Thursday, 14th November 2024

Brazil released the equivalent of 2.175 billion tonnes of carbon dioxide in 2019: Reports

Saturday, 7th November 2020

Brazil’s carbon eruptions rose by 9.6 percent in 2019 largely because of immense deforestation in the Amazon through the first year of President Jair Bolsonaro’s administration, environmentalists predicted.

New data published on Friday showed Brazil will fail to reach its carbon emissions destinations for this year and is running away from its 2025 target and responsibilities under the Paris climate agreement.
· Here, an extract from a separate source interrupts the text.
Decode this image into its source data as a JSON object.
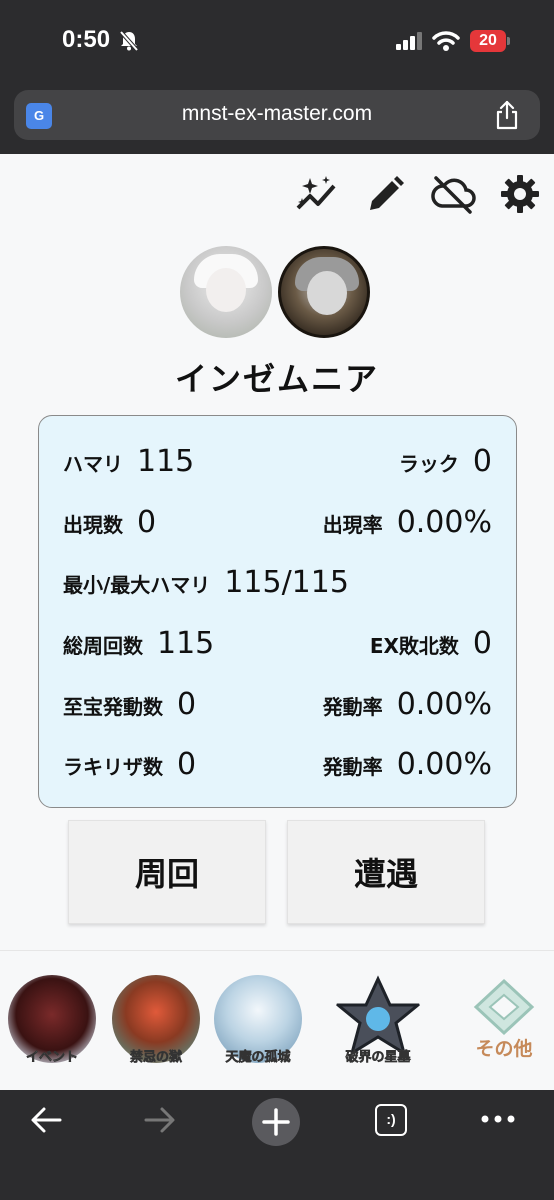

Brazil released the equivalent of 2.175 billion tonnes of carbon dioxide (CO2) in 2019, as per the statistics provided by the Brazilian Climate Observatory, an alliance of environmental regulations.

In 2018, CO2 emissions touched 1.98 billion tonnes, 0.3 percent more than in 2017.

Brazil maintained to decrease emissions from 2004 through 2012, but the new data establishes the course has been reversed notwithstanding the intentional objectives consented to before the 2009 Copenhagen climate summit. Those targets were then placed into Brazilian law and enhanced binding for the government.

“We are severely going in the wrong path,” stated Tasso Azevedo, a climate specialist who organised the research.

Since control of the national environment law in 2010, Brazil has grown by 28 percent the amount of greenhouse gases it emits into the air yearly, instead of reducing it,” Azevedo added

The growth of emissions in 2019 was driven by skyrocketing deforestation in the Amazon rain forest, which accounted for 44 percent of Brazil’s total CO2 emissions, the study said.

The world’s most giant rain cover is a necessary means in the fight against climate change, as its trees absorb carbon from the atmosphere. But when they are downed and burned they deliver it back.

“Our 2020 aim was simple to touch. We were only working to miss it if there was a misfortune – and that’s precisely what’s occurring,” Marcio Astrini, Climate Observatory executive secretary, stated.

The report appeared as Vice President Hamilton Mourao, the head of Bolsonaro’s task force on the Amazon, led international ambassadors on a three-day stay to the country in a bid to develop the government’s global image on the environment. But environmental groups denounced the trip as a whitewash.